After Ukrainians, Afghans account for the second-largest group of asylum applicants in the EU and by far the biggest in Greece, where more than 37,000 – more than a third of the total number registered nationwide – have filed asylum claims.
“Many Afghans fleeing conflict and persecution in their own country think their troubles will be over once they reach Europe. This is simply not the case,” says Dimitra Kalogeropoulou, the IRC’s Greece director. “Instead, people face the stark reality of violent pushbacks from Greek borders, months or years living in fear of being sent back to Turkey or Afghanistan, where they could face untold horrors, extended periods trapped in prison-like reception conditions, far from towns and cities and an alarming lack of support to begin rebuilding their lives,” she says.
For the estimated 70,000 Ukrainians who have sought refuge in Greece, it has been a different story. After Russia’s invasion on 24 February, the EU moved quickly to issue a temporary protection directive to safeguard the rights of people desperate to leave the war-torn country. Although relatively few Ukrainians have headed to Greece, the reception they have received there has been unusually warm, with senior officials often referring to the newcomers as “real refugees”.
Sofia Kouvelaki, who heads the Home project, an NGO that supports unaccompanied minors, said: “Ukrainian refugees have proved a point. In Greece, and in the EU, they have shown that if we want to integrate we can, and if we want to welcome people with a human face we can do that too.”
“While the Greek government has welcomed refugees from Ukraine, by efficiently registering them, issuing legal documents and allowing immediate access to employment, Afghans in Greece, alongside other asylum seekers and refugees, continue to be isolated from the Greek society in which they seek to rebuild their lives,” the report’s authors wrote.
The biggest barrier for Afghans claiming asylum is the Greek government’s controversial decision to label Turkey a “safe third country” for people not only from Afghanistan but also from Bangladesh, Pakistan, Somalia and Syria.

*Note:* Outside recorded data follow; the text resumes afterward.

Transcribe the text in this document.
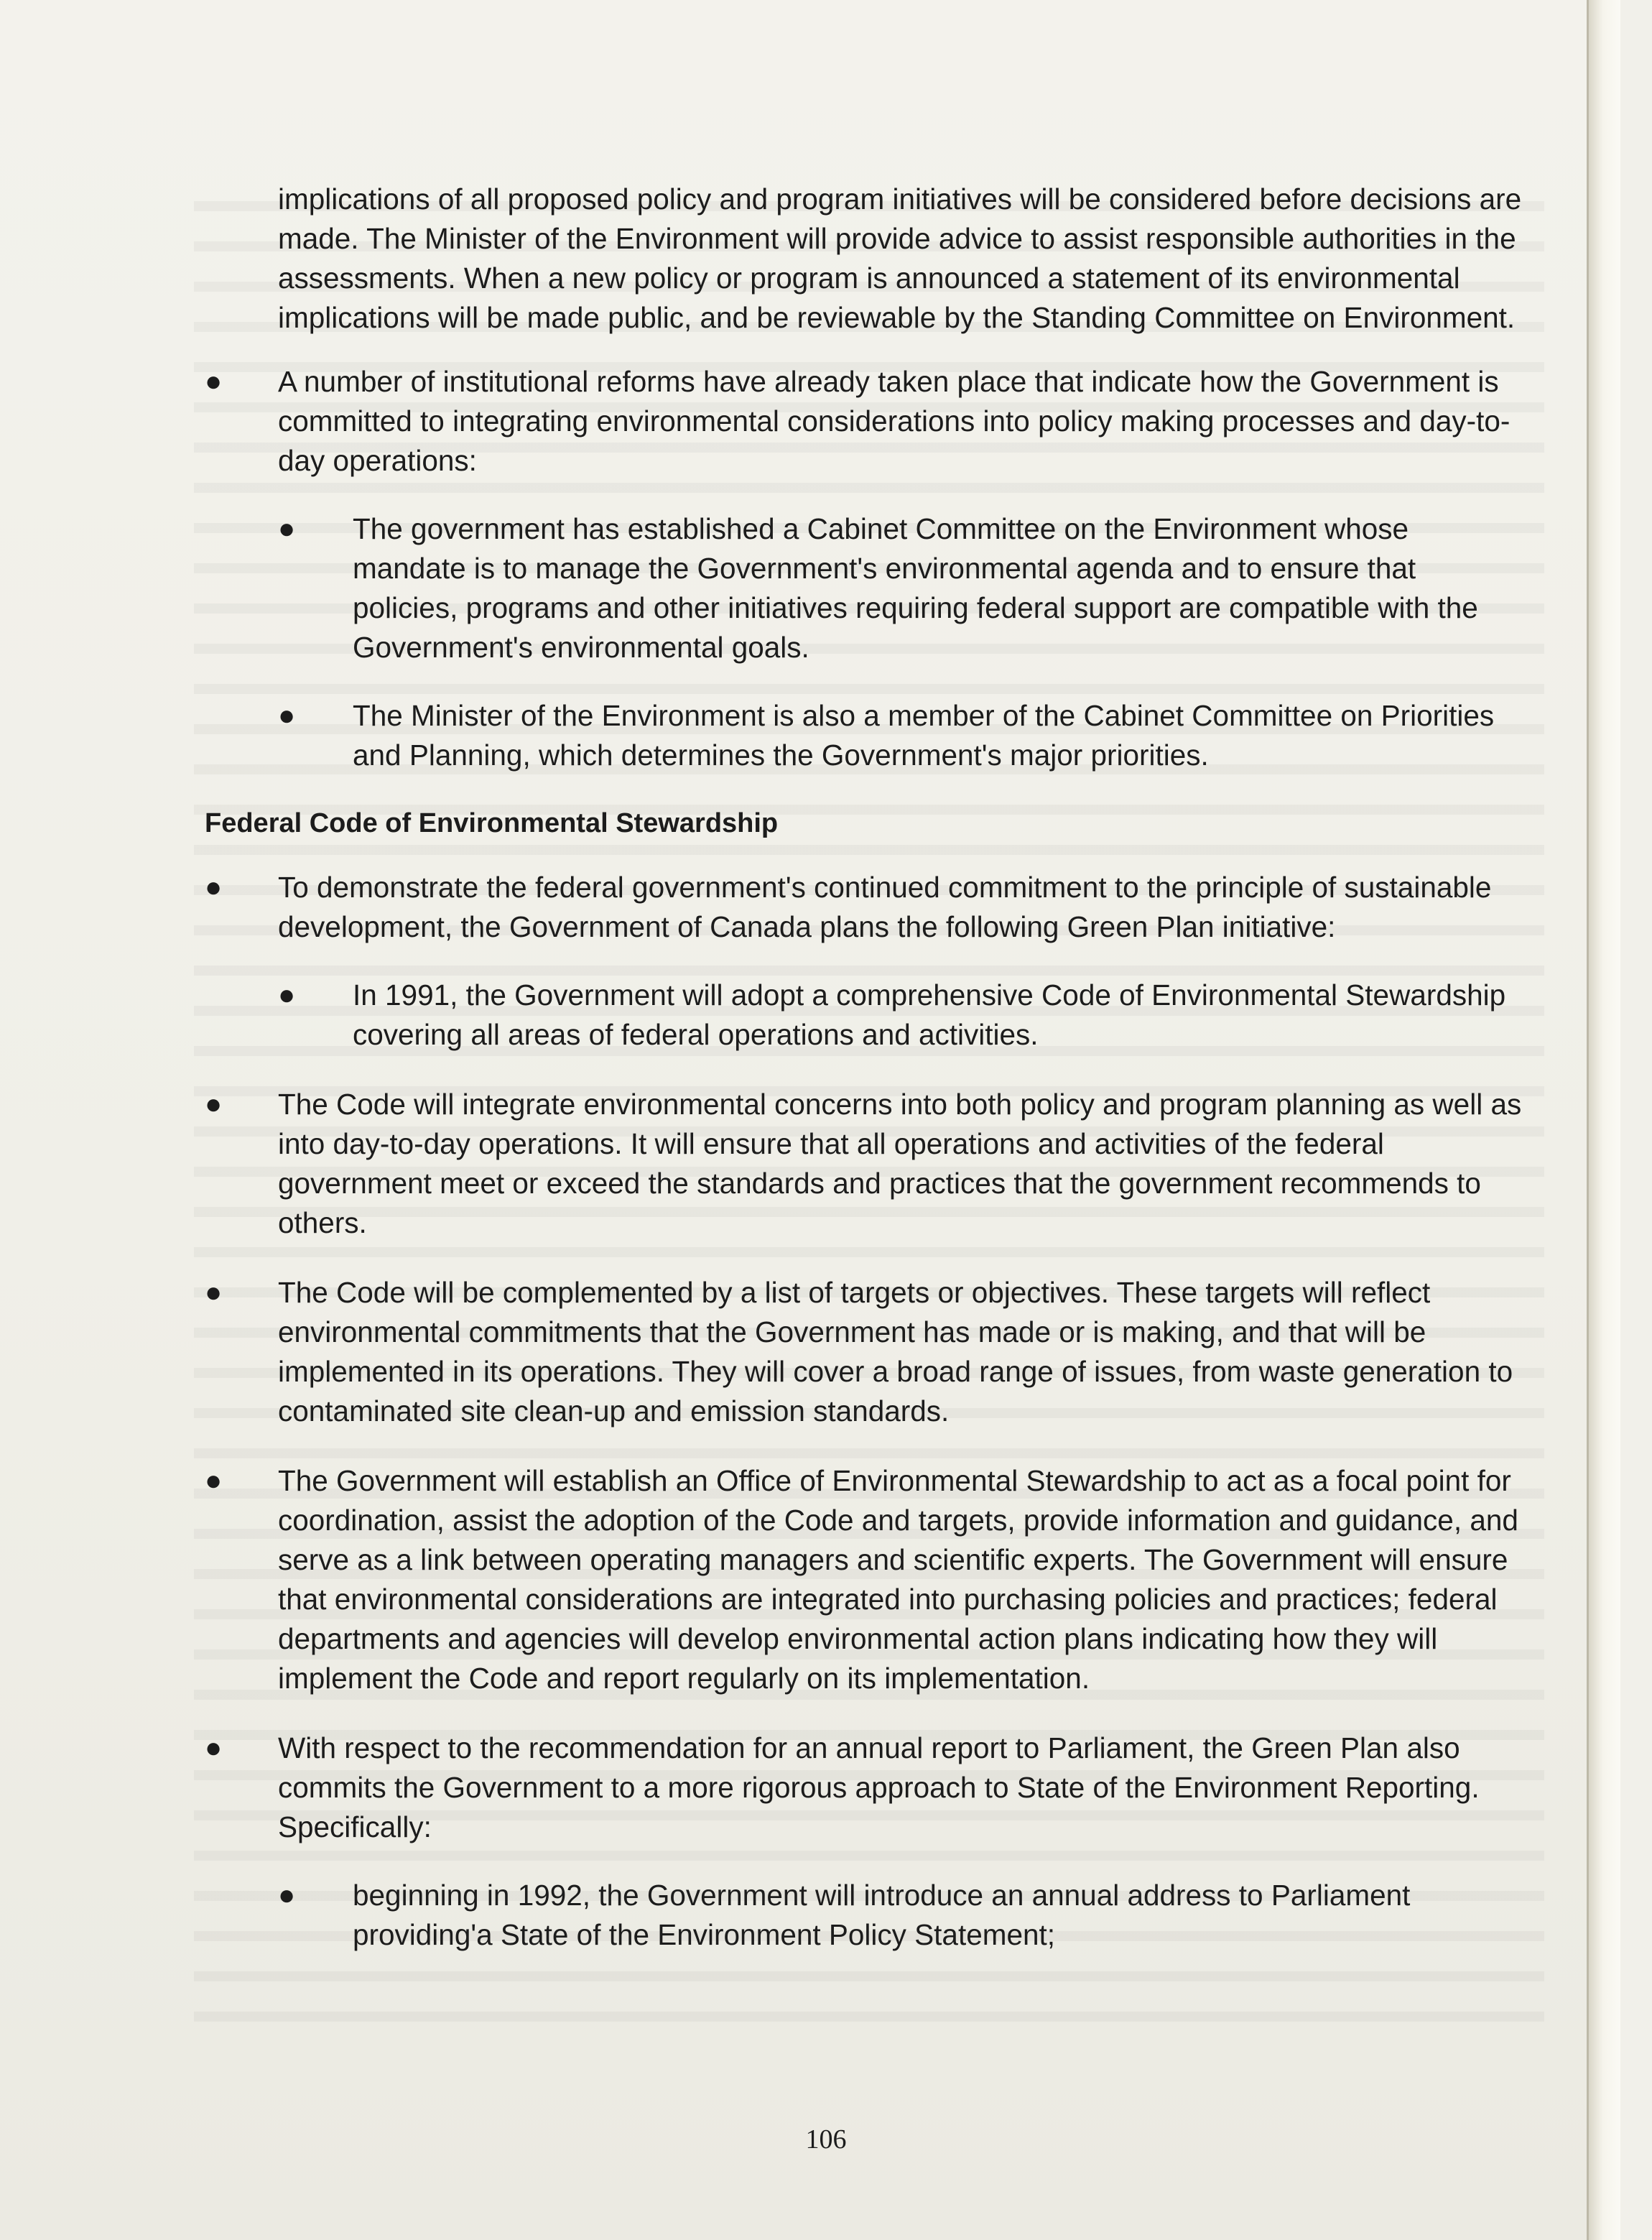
implications of all proposed policy and program initiatives will be considered before decisions are made. The Minister of the Environment will provide advice to assist responsible authorities in the assessments. When a new policy or program is announced a statement of its environmental implications will be made public, and be reviewable by the Standing Committee on Environment.

● A number of institutional reforms have already taken place that indicate how the Government is committed to integrating environmental considerations into policy making processes and day-to-day operations:

● The government has established a Cabinet Committee on the Environment whose mandate is to manage the Government's environmental agenda and to ensure that policies, programs and other initiatives requiring federal support are compatible with the Government's environmental goals.

● The Minister of the Environment is also a member of the Cabinet Committee on Priorities and Planning, which determines the Government's major priorities.

Federal Code of Environmental Stewardship
● To demonstrate the federal government's continued commitment to the principle of sustainable development, the Government of Canada plans the following Green Plan initiative:

● In 1991, the Government will adopt a comprehensive Code of Environmental Stewardship covering all areas of federal operations and activities.

● The Code will integrate environmental concerns into both policy and program planning as well as into day-to-day operations. It will ensure that all operations and activities of the federal government meet or exceed the standards and practices that the government recommends to others.

● The Code will be complemented by a list of targets or objectives. These targets will reflect environmental commitments that the Government has made or is making, and that will be implemented in its operations. They will cover a broad range of issues, from waste generation to contaminated site clean-up and emission standards.

● The Government will establish an Office of Environmental Stewardship to act as a focal point for coordination, assist the adoption of the Code and targets, provide information and guidance, and serve as a link between operating managers and scientific experts. The Government will ensure that environmental considerations are integrated into purchasing policies and practices; federal departments and agencies will develop environmental action plans indicating how they will implement the Code and report regularly on its implementation.

● With respect to the recommendation for an annual report to Parliament, the Green Plan also commits the Government to a more rigorous approach to State of the Environment Reporting. Specifically:

● beginning in 1992, the Government will introduce an annual address to Parliament providing'a State of the Environment Policy Statement;

106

The decision has prevented thousands of people from being able to explain why they need international protection. . In September, the migration minister, Notis Mitarachi, noted that the country had blocked about 50,000 migrants from entering Greece in August alone. International bodies have echoed the IRC in rebuking Athens for resorting to tactics of brute force to keep asylum seekers out.
Concluding a 10-day fact-finding tour of Greece in June, Mary Lawlor, the UN special rapporteur for human rights defenders, accused the Mitsotakis government of creating a “climate of fear”, not only for refugees and asylum seekers fleeing poverty and persecution but also for groups defending migrants’ rights on the ground. Illegal evictions of asylum seekers at land and sea borders had become a general policy in Greece, she said.